С другой стороны, несомненная актуальность для Квинта софистической теории и практики не является достаточным основанием для отнесения его к софистам в собственном смысле слова и, тем более, для использования данного факта при уточнении датировки поэмы. Так, отсутствие сведений о поэте в «Жизнеописаниях Софистов» Филострата само по себе не может служить доказательством того, что его творческая деятельность протекала в более поздний период.
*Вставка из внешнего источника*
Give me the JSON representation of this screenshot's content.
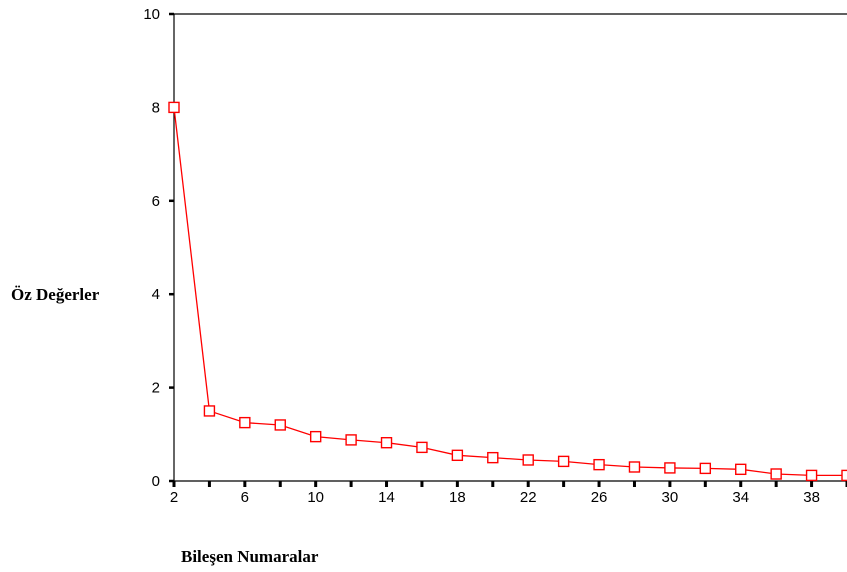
{
  "chart_data": {
    "type": "line",
    "title": "",
    "xlabel": "Bileşen Numaralar",
    "ylabel": "Öz Değerler",
    "xlim": [
      2,
      40
    ],
    "ylim": [
      0,
      10
    ],
    "x_ticks": [
      2,
      6,
      10,
      14,
      18,
      22,
      26,
      30,
      34,
      38
    ],
    "y_ticks": [
      0,
      2,
      4,
      6,
      8,
      10
    ],
    "grid": false,
    "legend": "none",
    "series": [
      {
        "color": "#ff0000",
        "marker": "open-square",
        "x": [
          2,
          4,
          6,
          8,
          10,
          12,
          14,
          16,
          18,
          20,
          22,
          24,
          26,
          28,
          30,
          32,
          34,
          36,
          38,
          40
        ],
        "y": [
          8.0,
          1.5,
          1.25,
          1.2,
          0.95,
          0.88,
          0.82,
          0.72,
          0.55,
          0.5,
          0.45,
          0.42,
          0.35,
          0.3,
          0.28,
          0.27,
          0.25,
          0.15,
          0.12,
          0.12
        ]
      }
    ]
  }
}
Ведь в этих биографиях не упомянуты ни автор сочинения «О рыбной ловле», ни многие другие бесспорные представители Второй Софистики[27]. Таким образом, III век нашей эры — это всё, что можно сказать о времени написания поэмы.
Не сумев точно датировать эпос «После Гомера», многолетние исследования сочинения Квинта способствовали формированию критической традиции, определявшей отношение специалистов к данному труду вплоть до самого недавнего времени. При этом новоевропейские ученые полностью усвоили мнение своих позднеантичных и византийских предшественников о поэме как максимально возможном приближении к эпической норме, выработанной Гомером. Однако если в глазах Константина Ласкариса столь полное и последовательное подражание создателю «Илиады» ещё делало Квинта совершеннейшим и «наигомерийшим» (ὁμηρικώτατος) поэтом[28], позднейшая критика по преимуществу видела здесь отсутствие творческой самостоятельности, подмену художественной силы школьной учёностью, бездушную эклектичность и эпигонство, вследствие чего поэма «После Гомера» долгое время оставалась одним из наименее востребованных произведений античности[29]. Сегодня подобные суждения больше говорят об уровне развития историографии и литературных предпочтениях породивших их эпох, чем о самом тексте. В противовес им со второй половины двадцатого века начали появляться работы, стремящиеся поместить творение Квинта в его собственный исторический и культурный контекст, что сразу заставило произвести переоценку ранее приписывавшихся произведению «недостатков».